Cada día, migrantes expulsados por la administración Trump llegan a Guatemala. Otros regresan incluso antes de llegar a la frontera entre Estados Unidos y México, derrotados por las crecientes dificultades. Los retornados cargan con una sensación de fracaso.
Son las 10:30 de la mañana de un jueves de julio en la Ciudad de Guatemala. Un vuelo chárter operado por Eastern Air Express, la aerolínea contratada por el Servicio de Inmigración y Control de Aduanas de Estados Unidos (ICE) en febrero para operar vuelos de deportación, aterriza en la pista de la Fuerza Aérea Guatemalteca. Unos minutos después, las puertas del avión se abren y una fila silenciosa de unas 50 personas, escoltadas por personal del Instituto Guatemalteco de Migración, ingresa a la pista. Algunos aún visten overoles grises y pantuflas azules, el uniforme de los centros de detención estadounidenses para personas indocumentadas.
Entre ellos se encuentra Olinda, de 31 años, originaria del norte de Guatemala. Con una mano se sube el cuello de su sudadera para cubrirse la cara, mientras con la otra se seca las lágrimas. Con la cabeza gacha, entra al Centro de Recepción de Retornados con los demás para recibir una charla de bienvenida, comida y orientación legal. Allí, el personal del Instituto de Migración se encarga de la recepción. Se ofrece orientación laboral en el nuevo Centro de Atención para Migrantes Retornados, inaugurado el 2 de junio, al que la mayoría se traslada tras completar la etapa inicial. Se está intentando que la deportación sea una experiencia menos traumática . Pero Olinda sigue llorando.
Olinda no puede olvidar los cuatro meses que pasó detenida en Pensilvania, ni las cadenas que la ataron de manos, pies y abdomen hasta que el avión entró en espacio aéreo guatemalteco; menos aún el momento en que fue arrancada de su vida en Estados Unidos: ocurrió cuando ella y su esposo iban a comprar materiales para la empresa de remodelación donde trabajaban en Maryland. Cuando la policía detuvo el auto para un control, empezó a temblar. Ni ella ni su esposo tenían documentos de residencia legal. Era un día de marzo y, mientras detenían el auto y bajaban la ventanilla, solo un pensamiento cruzó por su mente: ¿Volveré a ver a mi hija?

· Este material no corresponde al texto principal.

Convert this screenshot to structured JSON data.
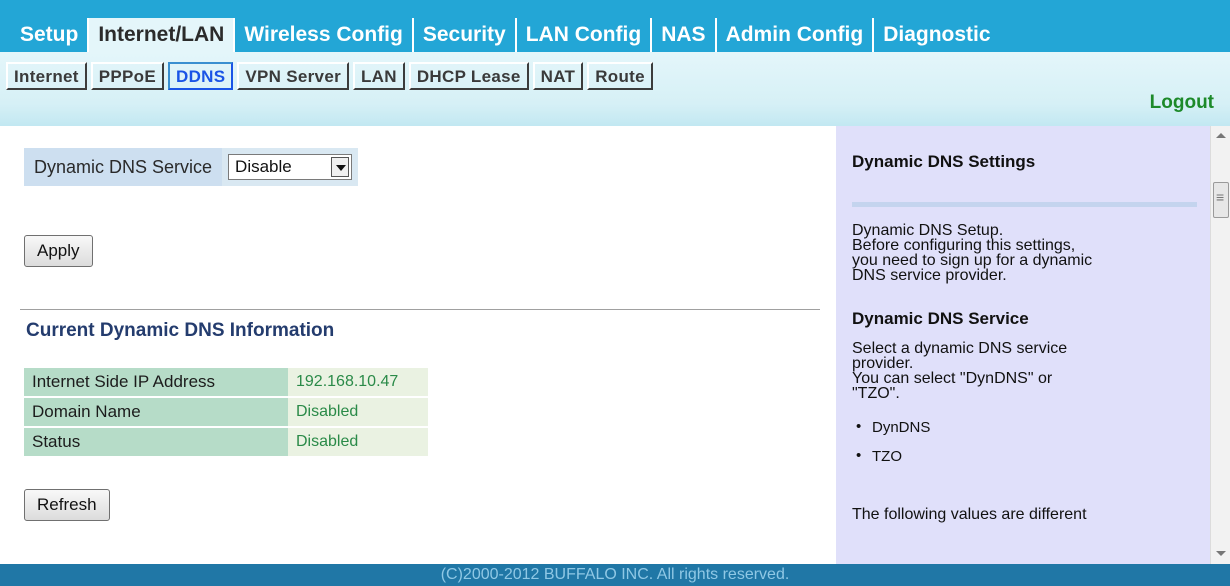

“No la he visto desde ese día”, dice. “Tiene 13 años y estaba en la escuela cuando me arrestaron. Solo he hablado con ella por teléfono desde que la arrestaron. Al principio, pedí que la deportaran conmigo, pero desistí al darme cuenta de que en la cárcel no hay médicos ni comida decente. No quería que mi hija pasara por esto”.
Olinda solloza y se suena la nariz. Sus palabras son repetidas por Micaela, quien ya se quitó el overol gris y se puso la ropa con la que fue arrestada. Vivió en Estados Unidos durante 12 años. Dejó atrás a tres hijos: los dos más pequeños son ciudadanos estadounidenses por nacimiento , un derecho consagrado en la Decimocuarta Enmienda, aunque aún podría ser revocado por la administración Trump. “Me atraparon en casa. No sé cómo supieron que no tenía papeles”, dice. “Mis hijos siguen allí, pero me moriré si no los vuelvo a ver. Quiero traerlos, pero primero tengo que organizarme porque siempre han vivido allí y cambiarlo todo no será fácil para ellos. La vida aquí es muy diferente”.
Micaela tiene 45 años y ha tenido una vida difícil en ambos países. Es analfabeta y firma con su huella dactilar. Está triste porque cree que no saber leer ni escribir le dificultará aún más reunirse con sus hijos.